"I love my boyfriend but he doesn't want to have sex with me. What can I do?"
I have a bit of an unusual problem. My boyfriend of two years has never wanted to sleep with me. We are really in love and he is adamant that he doesn't have any sort of problem like impotence.
We sleep in the same bed almost every night, and it's humiliating and it's ruining my self esteem. He says it's because he hasn't got things 'sorted' yet.
He is working two jobs and trying to build up his own business in stocks and shares, so I know he is quite stressed.
I love him and don't want to cheat on him and have tried explaining that I have needs, but he doesn't ever give in. It's been two years! Please help!
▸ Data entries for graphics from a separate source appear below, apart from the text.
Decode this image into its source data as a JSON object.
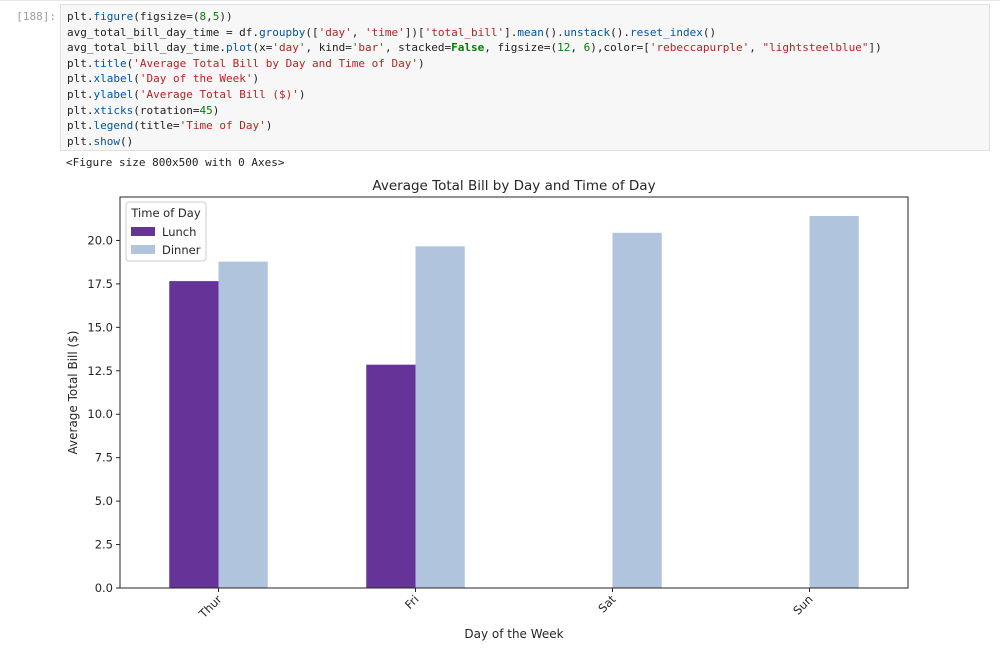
{
  "cell": {
    "prompt": "[188]:",
    "code_lines": [
      [
        {
          "t": "plt."
        },
        {
          "t": "figure",
          "c": "fn"
        },
        {
          "t": "(figsize=("
        },
        {
          "t": "8",
          "c": "nm"
        },
        {
          "t": ","
        },
        {
          "t": "5",
          "c": "nm"
        },
        {
          "t": "))"
        }
      ],
      [
        {
          "t": "avg_total_bill_day_time = df."
        },
        {
          "t": "groupby",
          "c": "fn"
        },
        {
          "t": "(["
        },
        {
          "t": "'day'",
          "c": "st"
        },
        {
          "t": ", "
        },
        {
          "t": "'time'",
          "c": "st"
        },
        {
          "t": "])["
        },
        {
          "t": "'total_bill'",
          "c": "st"
        },
        {
          "t": "]."
        },
        {
          "t": "mean",
          "c": "fn"
        },
        {
          "t": "()."
        },
        {
          "t": "unstack",
          "c": "fn"
        },
        {
          "t": "()."
        },
        {
          "t": "reset_index",
          "c": "fn"
        },
        {
          "t": "()"
        }
      ],
      [
        {
          "t": "avg_total_bill_day_time."
        },
        {
          "t": "plot",
          "c": "fn"
        },
        {
          "t": "(x="
        },
        {
          "t": "'day'",
          "c": "st"
        },
        {
          "t": ", kind="
        },
        {
          "t": "'bar'",
          "c": "st"
        },
        {
          "t": ", stacked="
        },
        {
          "t": "False",
          "c": "kw"
        },
        {
          "t": ", figsize=("
        },
        {
          "t": "12",
          "c": "nm"
        },
        {
          "t": ", "
        },
        {
          "t": "6",
          "c": "nm"
        },
        {
          "t": "),color=["
        },
        {
          "t": "'rebeccapurple'",
          "c": "st"
        },
        {
          "t": ", "
        },
        {
          "t": "\"lightsteelblue\"",
          "c": "st"
        },
        {
          "t": "])"
        }
      ],
      [
        {
          "t": "plt."
        },
        {
          "t": "title",
          "c": "fn"
        },
        {
          "t": "("
        },
        {
          "t": "'Average Total Bill by Day and Time of Day'",
          "c": "st"
        },
        {
          "t": ")"
        }
      ],
      [
        {
          "t": "plt."
        },
        {
          "t": "xlabel",
          "c": "fn"
        },
        {
          "t": "("
        },
        {
          "t": "'Day of the Week'",
          "c": "st"
        },
        {
          "t": ")"
        }
      ],
      [
        {
          "t": "plt."
        },
        {
          "t": "ylabel",
          "c": "fn"
        },
        {
          "t": "("
        },
        {
          "t": "'Average Total Bill ($)'",
          "c": "st"
        },
        {
          "t": ")"
        }
      ],
      [
        {
          "t": "plt."
        },
        {
          "t": "xticks",
          "c": "fn"
        },
        {
          "t": "(rotation="
        },
        {
          "t": "45",
          "c": "nm"
        },
        {
          "t": ")"
        }
      ],
      [
        {
          "t": "plt."
        },
        {
          "t": "legend",
          "c": "fn"
        },
        {
          "t": "(title="
        },
        {
          "t": "'Time of Day'",
          "c": "st"
        },
        {
          "t": ")"
        }
      ],
      [
        {
          "t": "plt."
        },
        {
          "t": "show",
          "c": "fn"
        },
        {
          "t": "()"
        }
      ]
    ],
    "stdout": "<Figure size 800x500 with 0 Axes>"
  },
  "chart_data": {
    "type": "bar",
    "title": "Average Total Bill by Day and Time of Day",
    "xlabel": "Day of the Week",
    "ylabel": "Average Total Bill ($)",
    "categories": [
      "Thur",
      "Fri",
      "Sat",
      "Sun"
    ],
    "series": [
      {
        "name": "Lunch",
        "color": "#663399",
        "values": [
          17.66,
          12.85,
          null,
          null
        ]
      },
      {
        "name": "Dinner",
        "color": "#b0c4de",
        "values": [
          18.78,
          19.66,
          20.44,
          21.41
        ]
      }
    ],
    "ylim": [
      0,
      22.5
    ],
    "yticks": [
      "0.0",
      "2.5",
      "5.0",
      "7.5",
      "10.0",
      "12.5",
      "15.0",
      "17.5",
      "20.0"
    ],
    "legend": {
      "title": "Time of Day",
      "position": "top-left"
    },
    "grid": false,
    "xtick_rotation": 45
  }
}
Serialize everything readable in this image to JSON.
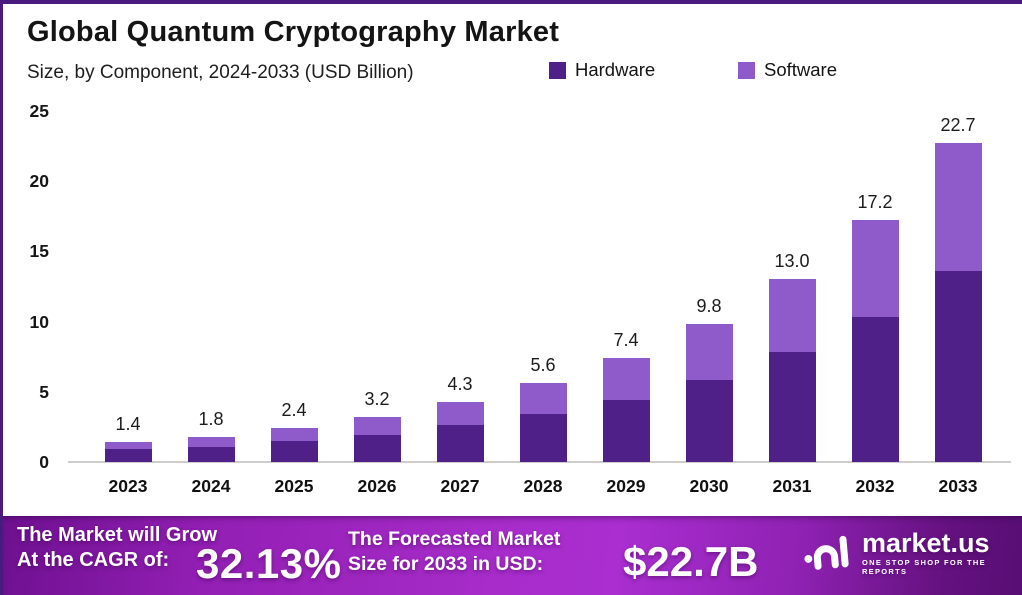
{
  "header": {
    "title": "Global Quantum Cryptography Market",
    "subtitle": "Size, by Component, 2024-2033 (USD Billion)"
  },
  "legend": [
    {
      "label": "Hardware",
      "color": "#4e2088"
    },
    {
      "label": "Software",
      "color": "#8f5bcb"
    }
  ],
  "chart_data": {
    "type": "bar",
    "stacked": true,
    "title": "Global Quantum Cryptography Market",
    "subtitle": "Size, by Component, 2024-2033 (USD Billion)",
    "categories": [
      "2023",
      "2024",
      "2025",
      "2026",
      "2027",
      "2028",
      "2029",
      "2030",
      "2031",
      "2032",
      "2033"
    ],
    "series": [
      {
        "name": "Hardware",
        "color": "#4e2088",
        "values": [
          0.9,
          1.1,
          1.5,
          1.9,
          2.6,
          3.4,
          4.4,
          5.8,
          7.8,
          10.3,
          13.6
        ]
      },
      {
        "name": "Software",
        "color": "#8f5bcb",
        "values": [
          0.5,
          0.7,
          0.9,
          1.3,
          1.7,
          2.2,
          3.0,
          4.0,
          5.2,
          6.9,
          9.1
        ]
      }
    ],
    "totals": [
      "1.4",
      "1.8",
      "2.4",
      "3.2",
      "4.3",
      "5.6",
      "7.4",
      "9.8",
      "13.0",
      "17.2",
      "22.7"
    ],
    "xlabel": "",
    "ylabel": "",
    "ylim": [
      0,
      25
    ],
    "yticks": [
      0,
      5,
      10,
      15,
      20,
      25
    ],
    "grid": false,
    "legend_position": "top-right"
  },
  "footer": {
    "growth_line1": "The Market will Grow",
    "growth_line2": "At the CAGR of:",
    "cagr": "32.13%",
    "forecast_line1": "The Forecasted Market",
    "forecast_line2": "Size for 2033 in USD:",
    "forecast_value": "$22.7B",
    "brand": "market.us",
    "brand_tagline": "ONE STOP SHOP FOR THE REPORTS"
  },
  "colors": {
    "hardware": "#4e2088",
    "software": "#8f5bcb",
    "page_border": "#4a1a7e",
    "footer_gradient_start": "#6e1090",
    "footer_gradient_mid": "#aa2ed0",
    "footer_gradient_end": "#570e73",
    "axis_line": "#cfcccc",
    "text": "#141414"
  }
}
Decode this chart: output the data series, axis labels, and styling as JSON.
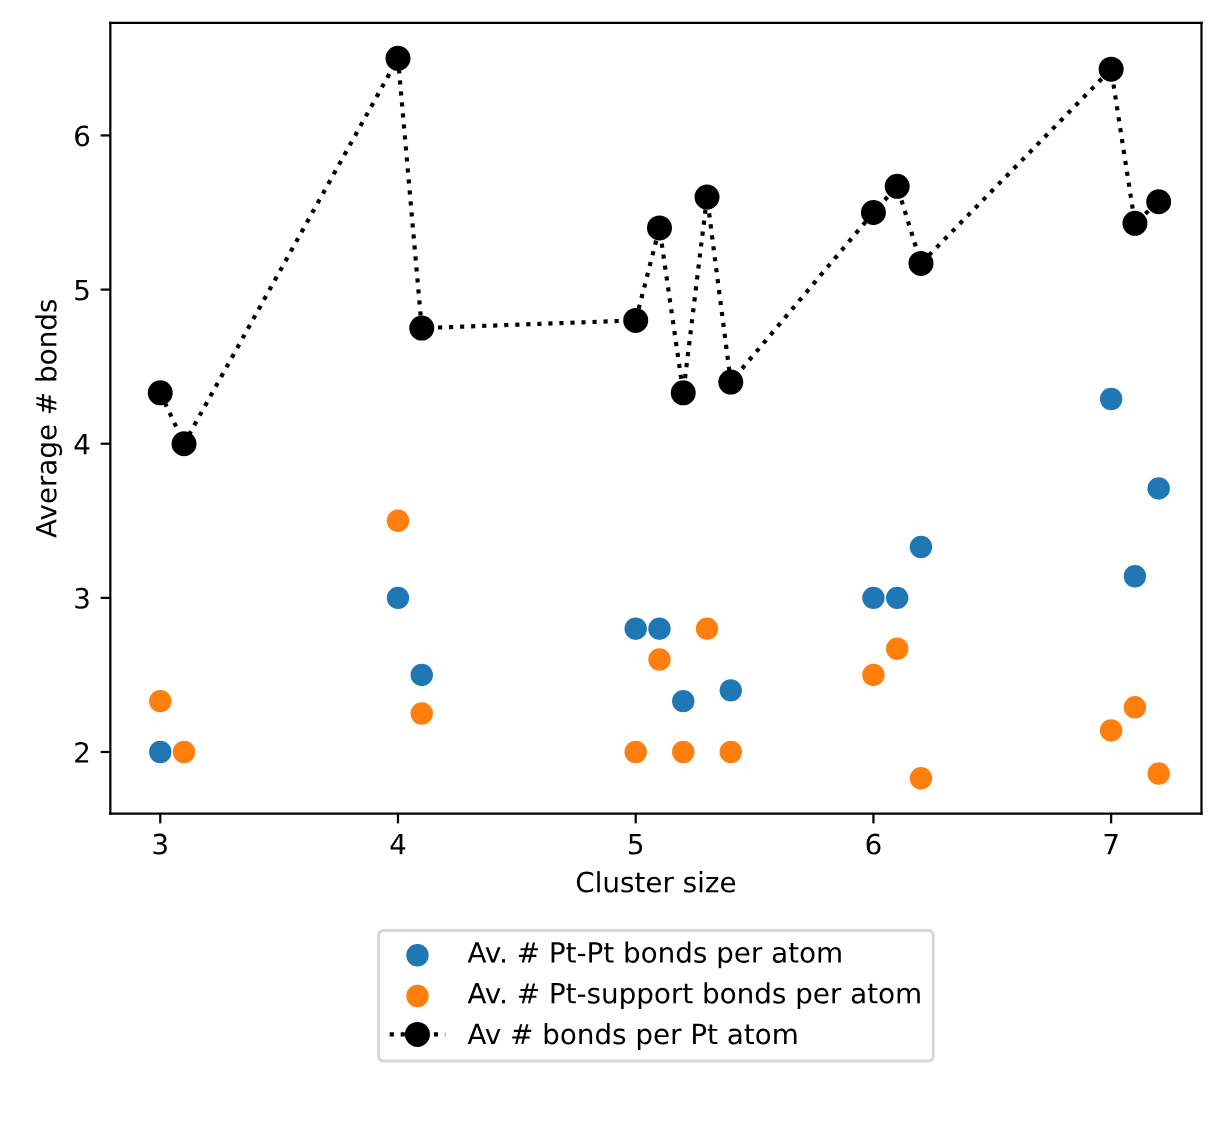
{
  "chart_data": {
    "type": "scatter",
    "xlabel": "Cluster size",
    "ylabel": "Average # bonds",
    "x": [
      3,
      3.1,
      4,
      4.1,
      5,
      5.1,
      5.2,
      5.3,
      5.4,
      6,
      6.1,
      6.2,
      7,
      7.1,
      7.2
    ],
    "series": [
      {
        "name": "Av. # Pt-Pt bonds per atom",
        "color": "#1f77b4",
        "values": [
          2,
          null,
          3,
          2.5,
          2.8,
          2.8,
          2.33,
          null,
          2.4,
          3,
          3,
          3.33,
          4.29,
          3.14,
          3.71
        ]
      },
      {
        "name": "Av. # Pt-support bonds per atom",
        "color": "#ff7f0e",
        "values": [
          2.33,
          2,
          3.5,
          2.25,
          2,
          2.6,
          2,
          2.8,
          2,
          2.5,
          2.67,
          1.83,
          2.14,
          2.29,
          1.86
        ]
      },
      {
        "name": "Av # bonds per Pt atom",
        "color": "#000000",
        "type": "line",
        "marker": "circle",
        "line_style": "dotted",
        "values": [
          4.33,
          4,
          6.5,
          4.75,
          4.8,
          5.4,
          4.33,
          5.6,
          4.4,
          5.5,
          5.67,
          5.17,
          6.43,
          5.43,
          5.57
        ]
      }
    ],
    "xlim": [
      2.79,
      7.38
    ],
    "ylim": [
      1.6,
      6.73
    ],
    "xticks": [
      3,
      4,
      5,
      6,
      7
    ],
    "yticks": [
      2,
      3,
      4,
      5,
      6
    ],
    "grid": false,
    "legend": "bottom",
    "marker": "circle"
  }
}
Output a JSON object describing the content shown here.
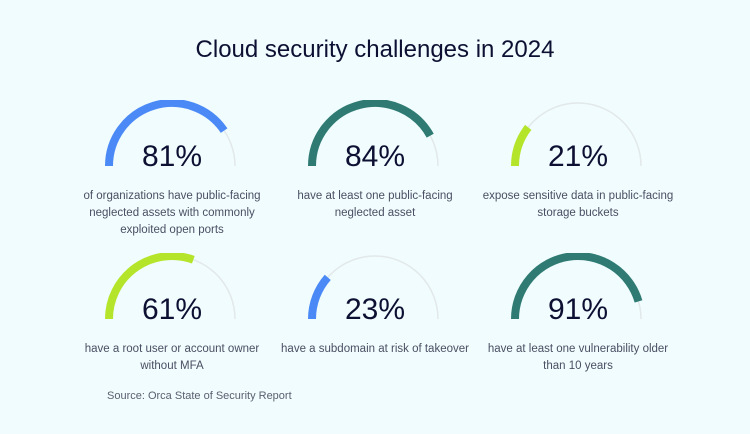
{
  "title": "Cloud security challenges in 2024",
  "source": "Source: Orca State of Security Report",
  "colors": {
    "blue": "#4b8af6",
    "teal": "#2f7b73",
    "lime": "#b5e52a",
    "track": "#e3e8ea"
  },
  "chart_data": {
    "type": "gauge",
    "range": [
      0,
      100
    ],
    "items": [
      {
        "value": 81,
        "label": "81%",
        "description": "of organizations have public-facing neglected assets with commonly exploited open ports",
        "color": "#4b8af6"
      },
      {
        "value": 84,
        "label": "84%",
        "description": "have at least one public-facing neglected asset",
        "color": "#2f7b73"
      },
      {
        "value": 21,
        "label": "21%",
        "description": "expose sensitive data in public-facing storage buckets",
        "color": "#b5e52a"
      },
      {
        "value": 61,
        "label": "61%",
        "description": "have a root user or account owner without MFA",
        "color": "#b5e52a"
      },
      {
        "value": 23,
        "label": "23%",
        "description": "have a subdomain at risk of takeover",
        "color": "#4b8af6"
      },
      {
        "value": 91,
        "label": "91%",
        "description": "have at least one vulnerability older than 10 years",
        "color": "#2f7b73"
      }
    ]
  }
}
It certainly is an unusual situation! I'm guessing though that this has little to do with sex and a lot to do with him needing to feel in control, being a perfectionist and fear of failure.
It's like he has to have every single thing perfectly in place before he can risk taking this final step toward intimacy. I'm guessing he isn't masturbating either.
To have such an extreme need for control to over-ride something as strong as the urge for sex, and to disregard your feelings when it clearly upsets you, suggests to me that something quite traumatic has happened in his past.
It could be something that happened in his childhood or it might be an ex-lover who ridiculed him or made him feel not good enough sexually.
The fact he's working two jobs and is clearly very ambitious suggests to me that he's desperately trying to prove something to himself and to you.
What's also clear is that he's finding it difficult to open up. I actually think he needs some therapy but whether he'll get help is another thing.
Try to get him to talk about his childhood, parents and other significant relationships and see if any alarm bells ring if you probe a little.
You might then be able to suggest he contacts an organisation like relate.org.uk or similar.